Dressed in statesmanship and armed with a razor-sharp command of constitutional and regional economic law, Honourable Mudenda took the ZNCC Annual Congress on an unapologetically honest journey through Zimbabwe’s labyrinthine business regulatory landscape. But unlike previous economic addresses, his was not an abstract policy sermon. It was a vivid map of what is broken, why it matters, and, most importantly, how it can be fixed.

“Our Constitution,” he said with steady gravitas, “is not just a document. It is a compact for commerce.” In that one sentence, Honourable Mudenda recast Zimbabwe’s supreme law not merely as a protector of civil rights, but as a living, breathing tool for economic emancipation. He cited Sections 13, 56, and 64 as direct mandates for business empowerment, urging private enterprise not to be passive recipients of policy, but active participants in the creation of enabling legislation.

His tone was respectful yet compellingly urgent. The Honourable Speaker dissected with surgical clarity the structural inefficiencies hampering business, from duplicated licensing regimes to fractured tax compliance systems, from regulatory overlaps that waste time and money to outdated statutes that suffocate innovation. “Why,” he asked pointedly, “have you not proposed amendments to Parliament? Have you ever moved in that direction?”

Honourable Mudenda did not tiptoe around statistics. He confronted the stark realities: it takes nine procedures to start a business in Zimbabwe, nearly double the sub-Saharan average and triple the OECD benchmark. The cost of compliance stands at an astonishing 76.6% of income per capita, and the country ranks 127 out of 141 economies in the 2019 Global Competitiveness Index. These figures are not just numbers, they are a wake-up call, and he rang the bell loudly.

“Regulation,” he declared, “must be a guardrail, not a cage.” Quoting thought leaders from across the continent, from Thabo Mbeki’s advocacy for ‘regulated liberalisation’ to Aliko Dangote’s frustration with bureaucracy as Africa’s ‘silent tax’, he framed the debate not just as a local challenge, but a continental inflection point. The question was no longer whether change is needed, but whether Zimbabwe’s business community has the courage and coordination to demand it.

Yet this was not a lament. It was a legislative invitation. Honourable Mudenda urged the Zimbabwe National Chamber of Commerce to leverage Section 149 of the Constitution, which gives every citizen the right to petition Parliament to enact or amend legislation. He described Parliament not as a distant institution, but as an available ally, waiting for business to bring forward reform proposals. “The laws are not sacred relics,” he reminded them. “They are tools. They can be sharpened.”

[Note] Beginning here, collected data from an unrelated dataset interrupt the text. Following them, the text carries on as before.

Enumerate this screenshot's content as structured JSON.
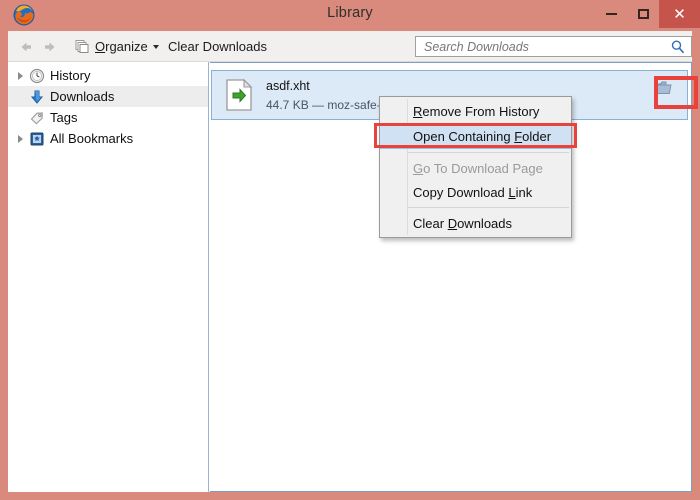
{
  "window": {
    "title": "Library",
    "frame_color": "#d98a7c",
    "close_button_color": "#c4544c",
    "controls": {
      "minimize_label": "–",
      "maximize_label": "□",
      "close_label": "✕"
    }
  },
  "toolbar": {
    "back_label": "Back",
    "forward_label": "Forward",
    "organize": {
      "label": "Organize",
      "accel": "O",
      "before": "",
      "after": "rganize"
    },
    "clear_downloads_label": "Clear Downloads",
    "search": {
      "placeholder": "Search Downloads",
      "value": ""
    }
  },
  "sidebar": {
    "items": [
      {
        "label": "History",
        "icon": "clock-icon",
        "expandable": true,
        "selected": false
      },
      {
        "label": "Downloads",
        "icon": "download-arrow-icon",
        "expandable": false,
        "selected": true
      },
      {
        "label": "Tags",
        "icon": "tag-icon",
        "expandable": false,
        "selected": false
      },
      {
        "label": "All Bookmarks",
        "icon": "bookmarks-book-icon",
        "expandable": true,
        "selected": false
      }
    ]
  },
  "downloads": {
    "rows": [
      {
        "filename": "asdf.xht",
        "detail": "44.7 KB — moz-safe-ab",
        "icon": "document-download-icon",
        "action_icon": "folder-icon",
        "selected": true
      }
    ]
  },
  "context_menu": {
    "items": [
      {
        "label": "Remove From History",
        "accel": "R",
        "pre": "",
        "post": "emove From History",
        "disabled": false,
        "highlighted": false
      },
      {
        "label": "Open Containing Folder",
        "accel": "F",
        "pre": "Open Containing ",
        "post": "older",
        "disabled": false,
        "highlighted": true
      },
      {
        "separator_after": false,
        "label": "Go To Download Page",
        "accel": "G",
        "pre": "",
        "post": "o To Download Page",
        "disabled": true,
        "highlighted": false
      },
      {
        "label": "Copy Download Link",
        "accel": "L",
        "pre": "Copy Download ",
        "post": "ink",
        "disabled": false,
        "highlighted": false
      },
      {
        "label": "Clear Downloads",
        "accel": "D",
        "pre": "Clear ",
        "post": "ownloads",
        "disabled": false,
        "highlighted": false
      }
    ]
  },
  "annotations": {
    "highlight_color": "#e8423c",
    "targets": [
      "folder-button",
      "open-containing-folder-menu-item"
    ]
  }
}
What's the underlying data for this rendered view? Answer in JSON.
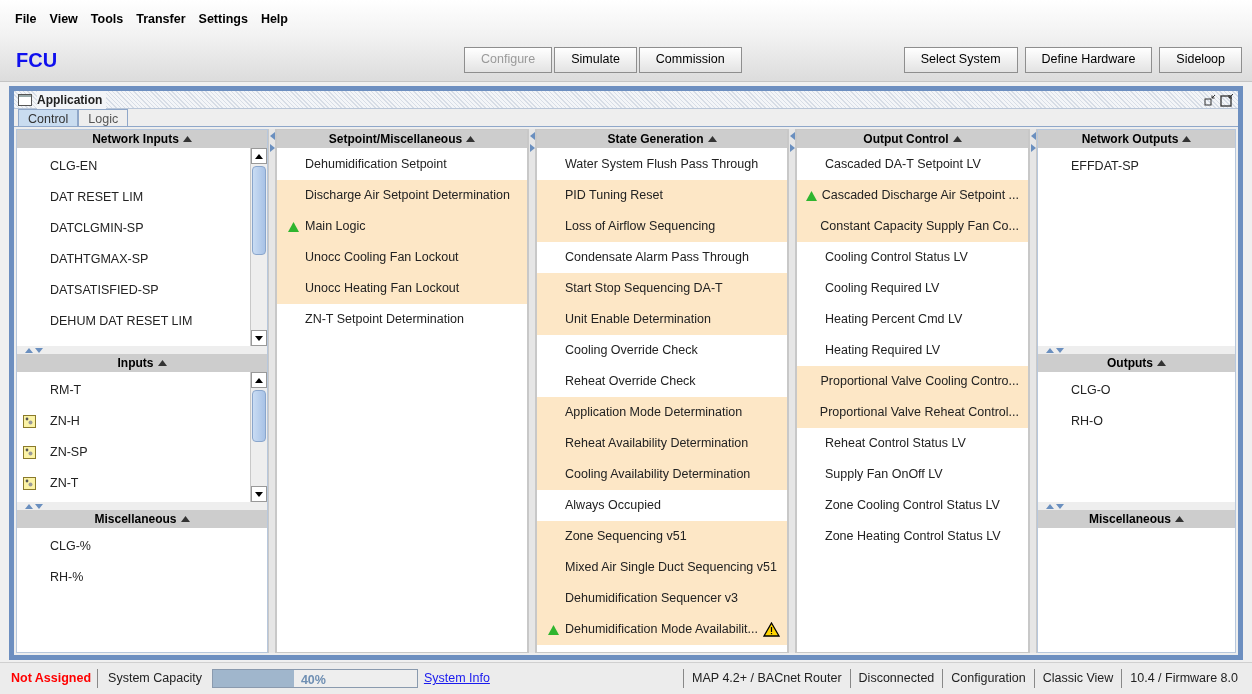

His solutions were precise and actionable. He called for the consolidation of fragmented tax and licensing laws into and AI-driven single economic statute. He proposed streamlining ZIDA procedures with local authority requirements. He encouraged collaboration between ZNCC and legal faculties to draft composite legislation that reflects the modern business environment. And most powerfully, he envisioned a legislative ecosystem where compliance is not an impediment but an advantage, where Zimbabwe’s legal frameworks become a magnet for capital, not a deterrent.

Through it all, Honourable Advocate Mudenda’s respect for business was clear. He sees the private sector not as a recipient of government policy, but as its co-author. “ZNCC,” he said, “must transition from mere compliance to becoming powerful advocates for business law reform.” He urged them to look to Zambia’s Business Regulatory Act, Botswana’s streamlined compliance models, and South Africa’s regulatory impact assessments as blueprints for Zimbabwe’s legislative future.

By the time his speech concluded, what lingered was not just the applause, but the feeling that something had shifted. In Honourable Mudenda’s address, the legal and economic story of Zimbabwe was not one of stagnation, but of untapped potential, of a country poised for reinvention if only its private sector would rise to meet the moment.

As delegates left the congress, there was no mistaking the weight of the challenge. But there was also no doubt about the road ahead. The Honourable Speaker had made it clear: the reform Zimbabwe seeks will not come from political will alone. It must come from a collaborative constitutional awakening, led by industry, steered by lawmakers, and rooted in vision.

It was a speech not to be archived, but to be acted upon. And perhaps, in the grand halls of Victoria Falls, it was also the beginning of a new social contract, between Parliament and production, between legal frameworks and economic freedom, between potential and performance.